Cache memory systems are divided into two types: primary or level-1 caches, which are located on-chip as an integral part of the central processing unit (CPU), and secondary or level-2 caches, which are external to the CPU. Although providing faster access times, primary caches are of fixed storage capacity since size, power consumption and other engineering concerns with respect to the CPU can limit the primary cache design.
By contrast, since secondary caches are separate physical components from the CPU and are therefore not subject to such concerns, they can be increased in capacity by adding additional memory chips. Typically, static random access memory (SRAM) chips are used since they provide faster access times than conventional dynamic random access memory (DRAM) chips.

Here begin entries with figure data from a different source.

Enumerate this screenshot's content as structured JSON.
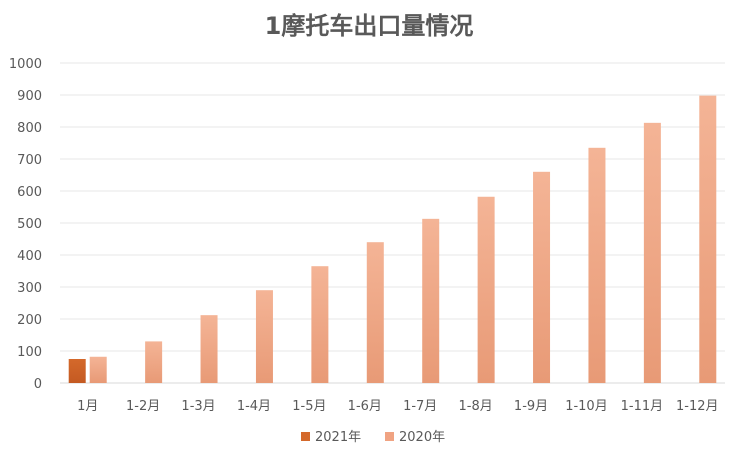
{
  "chart_data": {
    "type": "bar",
    "title": "1摩托车出口量情况",
    "categories": [
      "1月",
      "1-2月",
      "1-3月",
      "1-4月",
      "1-5月",
      "1-6月",
      "1-7月",
      "1-8月",
      "1-9月",
      "1-10月",
      "1-11月",
      "1-12月"
    ],
    "series": [
      {
        "name": "2021年",
        "color": "#D4692B",
        "values": [
          75,
          null,
          null,
          null,
          null,
          null,
          null,
          null,
          null,
          null,
          null,
          null
        ]
      },
      {
        "name": "2020年",
        "color": "#F0A382",
        "values": [
          82,
          130,
          212,
          290,
          365,
          440,
          513,
          582,
          660,
          735,
          813,
          898
        ]
      }
    ],
    "ylim": [
      0,
      1000
    ],
    "yticks": [
      0,
      100,
      200,
      300,
      400,
      500,
      600,
      700,
      800,
      900,
      1000
    ],
    "grid": true,
    "legend_position": "bottom"
  }
}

The capacities of secondary memory caches are generally significantly smaller than that of main memory and cache tags must be used to identify the main memory locations to which each cache entry corresponds. Consequently, two separate entities of memory chips are used whereby an entity can be one or more discrete memory chips with one entity storing the staged memory items and the other entity storing the cache tags. Examples of secondary memory caches employing separate entities of memory chips to store staged memory items and cache tags are disclosed in U.S. Pat. No. 5,210,845 to Crawford et al.; U.S. Pat. No. 5,339,399 to Lee et al.; U.S. Pat. No. 5,239,603 and U.S. Pat. No. 5,228,134, both to MacWilliams et al.
Problems resulting from the use of separate memory array structures for storing staged memory items and cache tags are increased architectural complexity, increased manufacturing costs and decreased operational speed by virtue of additional components.